Undecided voters leaning right and worried about overly porous borders may view the approach of the huge caravan as an indication all control of international boundaries has been lost. They may be motivated to go to the polls to vote for Republicans closely aligned with U.S. president Trump and his policies on immigration.
 
Columnists sympathetic to Scandinavian-style democratic socialism say that Trumpism did not suddenly appear out of nothing to menace American civil liberties and decorum in political debate.
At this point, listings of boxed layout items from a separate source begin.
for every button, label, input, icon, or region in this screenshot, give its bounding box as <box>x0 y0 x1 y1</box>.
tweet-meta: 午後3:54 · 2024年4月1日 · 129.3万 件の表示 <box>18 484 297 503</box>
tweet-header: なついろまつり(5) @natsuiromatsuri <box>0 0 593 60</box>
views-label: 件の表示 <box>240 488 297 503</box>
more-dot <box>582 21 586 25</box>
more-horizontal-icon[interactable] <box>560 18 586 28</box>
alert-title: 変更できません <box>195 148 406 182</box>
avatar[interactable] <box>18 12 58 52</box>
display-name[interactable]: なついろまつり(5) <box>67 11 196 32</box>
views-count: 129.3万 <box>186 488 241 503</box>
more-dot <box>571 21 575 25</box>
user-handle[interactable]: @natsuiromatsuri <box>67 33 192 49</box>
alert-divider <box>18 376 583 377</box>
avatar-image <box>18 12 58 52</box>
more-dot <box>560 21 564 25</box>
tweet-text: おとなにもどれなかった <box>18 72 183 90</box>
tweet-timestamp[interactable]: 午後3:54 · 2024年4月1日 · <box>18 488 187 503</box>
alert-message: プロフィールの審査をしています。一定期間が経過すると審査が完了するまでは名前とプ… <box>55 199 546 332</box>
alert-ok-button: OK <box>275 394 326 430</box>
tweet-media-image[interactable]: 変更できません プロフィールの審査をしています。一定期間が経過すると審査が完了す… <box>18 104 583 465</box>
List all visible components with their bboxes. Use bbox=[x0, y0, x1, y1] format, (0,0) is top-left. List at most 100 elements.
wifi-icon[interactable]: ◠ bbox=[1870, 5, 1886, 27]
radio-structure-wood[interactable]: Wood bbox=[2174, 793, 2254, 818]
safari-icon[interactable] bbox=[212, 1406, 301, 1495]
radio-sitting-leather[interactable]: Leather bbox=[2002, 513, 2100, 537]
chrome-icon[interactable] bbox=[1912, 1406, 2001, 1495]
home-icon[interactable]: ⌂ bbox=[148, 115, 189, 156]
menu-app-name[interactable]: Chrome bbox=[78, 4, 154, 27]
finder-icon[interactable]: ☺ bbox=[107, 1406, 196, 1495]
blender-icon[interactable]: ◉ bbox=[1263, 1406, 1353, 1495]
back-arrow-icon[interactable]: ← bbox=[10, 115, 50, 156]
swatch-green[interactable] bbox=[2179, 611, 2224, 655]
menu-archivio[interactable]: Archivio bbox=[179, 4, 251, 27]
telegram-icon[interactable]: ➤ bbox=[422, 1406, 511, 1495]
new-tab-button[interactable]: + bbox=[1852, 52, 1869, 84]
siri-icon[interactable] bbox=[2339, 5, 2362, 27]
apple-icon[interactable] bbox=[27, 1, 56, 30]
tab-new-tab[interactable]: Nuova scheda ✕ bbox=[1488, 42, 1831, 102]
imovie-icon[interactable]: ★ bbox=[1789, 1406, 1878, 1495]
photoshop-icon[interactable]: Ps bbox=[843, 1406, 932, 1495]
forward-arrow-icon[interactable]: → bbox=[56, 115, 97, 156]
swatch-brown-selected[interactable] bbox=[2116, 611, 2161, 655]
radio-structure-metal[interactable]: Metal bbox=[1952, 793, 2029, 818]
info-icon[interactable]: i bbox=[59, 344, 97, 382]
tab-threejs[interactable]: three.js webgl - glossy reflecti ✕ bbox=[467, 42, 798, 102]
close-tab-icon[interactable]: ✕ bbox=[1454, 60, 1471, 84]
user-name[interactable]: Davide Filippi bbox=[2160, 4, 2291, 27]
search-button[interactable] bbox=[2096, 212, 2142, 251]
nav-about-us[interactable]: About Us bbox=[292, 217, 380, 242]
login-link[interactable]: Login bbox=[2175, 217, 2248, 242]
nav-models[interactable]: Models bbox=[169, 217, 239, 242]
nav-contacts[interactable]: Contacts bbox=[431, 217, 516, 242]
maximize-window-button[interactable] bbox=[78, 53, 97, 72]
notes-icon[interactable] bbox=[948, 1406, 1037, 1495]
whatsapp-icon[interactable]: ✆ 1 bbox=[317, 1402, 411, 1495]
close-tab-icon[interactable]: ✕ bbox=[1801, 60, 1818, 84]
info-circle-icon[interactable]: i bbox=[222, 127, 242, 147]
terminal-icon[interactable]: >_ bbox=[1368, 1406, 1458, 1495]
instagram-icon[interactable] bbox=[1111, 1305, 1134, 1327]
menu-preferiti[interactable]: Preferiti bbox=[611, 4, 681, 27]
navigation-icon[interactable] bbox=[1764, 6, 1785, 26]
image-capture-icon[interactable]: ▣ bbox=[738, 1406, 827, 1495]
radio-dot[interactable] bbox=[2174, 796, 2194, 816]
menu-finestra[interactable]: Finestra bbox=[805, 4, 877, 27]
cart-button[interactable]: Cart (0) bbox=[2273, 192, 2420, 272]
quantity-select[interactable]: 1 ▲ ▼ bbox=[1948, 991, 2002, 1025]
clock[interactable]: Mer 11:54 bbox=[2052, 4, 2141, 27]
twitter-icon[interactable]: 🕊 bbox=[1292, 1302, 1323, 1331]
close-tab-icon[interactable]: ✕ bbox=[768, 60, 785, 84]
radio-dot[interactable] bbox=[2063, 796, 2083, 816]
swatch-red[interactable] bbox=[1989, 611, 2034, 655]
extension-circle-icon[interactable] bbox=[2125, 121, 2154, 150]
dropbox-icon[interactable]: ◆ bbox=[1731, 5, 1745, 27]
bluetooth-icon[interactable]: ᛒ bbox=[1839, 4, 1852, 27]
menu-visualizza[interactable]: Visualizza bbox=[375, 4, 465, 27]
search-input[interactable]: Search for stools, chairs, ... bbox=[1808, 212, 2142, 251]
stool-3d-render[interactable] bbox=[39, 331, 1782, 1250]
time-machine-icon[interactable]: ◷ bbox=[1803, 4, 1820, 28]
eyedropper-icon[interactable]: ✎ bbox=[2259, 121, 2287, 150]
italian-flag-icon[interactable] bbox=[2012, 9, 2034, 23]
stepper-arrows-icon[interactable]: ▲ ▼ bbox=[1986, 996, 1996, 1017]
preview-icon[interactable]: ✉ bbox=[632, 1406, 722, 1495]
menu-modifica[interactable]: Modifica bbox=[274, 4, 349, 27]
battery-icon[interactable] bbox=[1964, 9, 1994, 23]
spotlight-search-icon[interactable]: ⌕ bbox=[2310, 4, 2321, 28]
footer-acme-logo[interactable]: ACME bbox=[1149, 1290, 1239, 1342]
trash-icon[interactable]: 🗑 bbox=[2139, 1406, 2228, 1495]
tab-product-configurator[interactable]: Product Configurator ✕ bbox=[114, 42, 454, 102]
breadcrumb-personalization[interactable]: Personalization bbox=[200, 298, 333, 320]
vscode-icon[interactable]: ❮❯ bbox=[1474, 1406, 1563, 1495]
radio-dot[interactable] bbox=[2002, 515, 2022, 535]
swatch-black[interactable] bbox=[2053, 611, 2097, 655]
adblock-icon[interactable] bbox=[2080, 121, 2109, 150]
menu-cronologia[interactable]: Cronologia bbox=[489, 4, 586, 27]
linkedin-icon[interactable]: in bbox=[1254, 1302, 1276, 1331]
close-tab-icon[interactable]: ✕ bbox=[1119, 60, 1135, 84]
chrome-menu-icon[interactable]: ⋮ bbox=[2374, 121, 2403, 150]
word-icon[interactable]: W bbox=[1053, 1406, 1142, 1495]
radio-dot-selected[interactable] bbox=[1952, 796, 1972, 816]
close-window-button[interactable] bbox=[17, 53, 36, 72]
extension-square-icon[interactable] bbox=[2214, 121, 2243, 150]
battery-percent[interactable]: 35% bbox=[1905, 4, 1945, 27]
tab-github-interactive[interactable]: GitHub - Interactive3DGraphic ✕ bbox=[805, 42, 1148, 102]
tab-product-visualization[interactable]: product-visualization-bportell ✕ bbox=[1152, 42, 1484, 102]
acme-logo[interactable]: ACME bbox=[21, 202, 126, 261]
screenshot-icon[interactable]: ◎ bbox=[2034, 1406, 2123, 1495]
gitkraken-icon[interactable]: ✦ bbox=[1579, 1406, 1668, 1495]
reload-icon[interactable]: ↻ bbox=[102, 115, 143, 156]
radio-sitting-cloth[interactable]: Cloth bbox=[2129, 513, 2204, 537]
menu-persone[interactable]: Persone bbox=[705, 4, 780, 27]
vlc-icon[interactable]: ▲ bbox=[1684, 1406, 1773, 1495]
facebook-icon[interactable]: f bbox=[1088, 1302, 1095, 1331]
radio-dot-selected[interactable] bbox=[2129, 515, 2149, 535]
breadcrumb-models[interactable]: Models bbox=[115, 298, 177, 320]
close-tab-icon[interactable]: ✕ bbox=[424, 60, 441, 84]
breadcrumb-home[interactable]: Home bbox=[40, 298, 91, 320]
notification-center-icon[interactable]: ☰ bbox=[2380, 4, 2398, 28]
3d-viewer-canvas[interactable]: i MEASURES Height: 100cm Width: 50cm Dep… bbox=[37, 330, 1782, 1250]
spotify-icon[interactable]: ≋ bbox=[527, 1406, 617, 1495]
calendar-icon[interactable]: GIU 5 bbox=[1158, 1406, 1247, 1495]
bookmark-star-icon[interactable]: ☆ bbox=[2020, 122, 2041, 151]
They contend thirty years of jobs being exported under globalization, 20 years of job loss through a digital revolution in the workplace and ten years of emphasis on reintensified automation has created serious economic anxiety among workers. 
 
During this time of what could be considered a new Industrial Revolution, the mainstream leaders of the two major parties have done nothing effective to help these workers, instead just saying that more neo-liberal trade treaties will eventually bring benefits to workers and the economy will sooner or later sort itself out, writes John Nichols. a contributing writer for The Progressive, a democratic-socialist magazine published in Madison, Wis.
 
“. . .A Scandinavian-style social welfare state will have to be developed to provide Americans with guarantees of health care, education, transportation and other needs,” Nichols writes. “It is the only rational response to a ‘gig economy,’ where workers cannot count on the benefits packages that sustained their grandparents and their parents are now losing.”
 
Meanwhile, USA Today, the national daily newspaper, focuses on polls, and people have their fingers crossed about what might happen at the polls Tuesday, Nov. 6.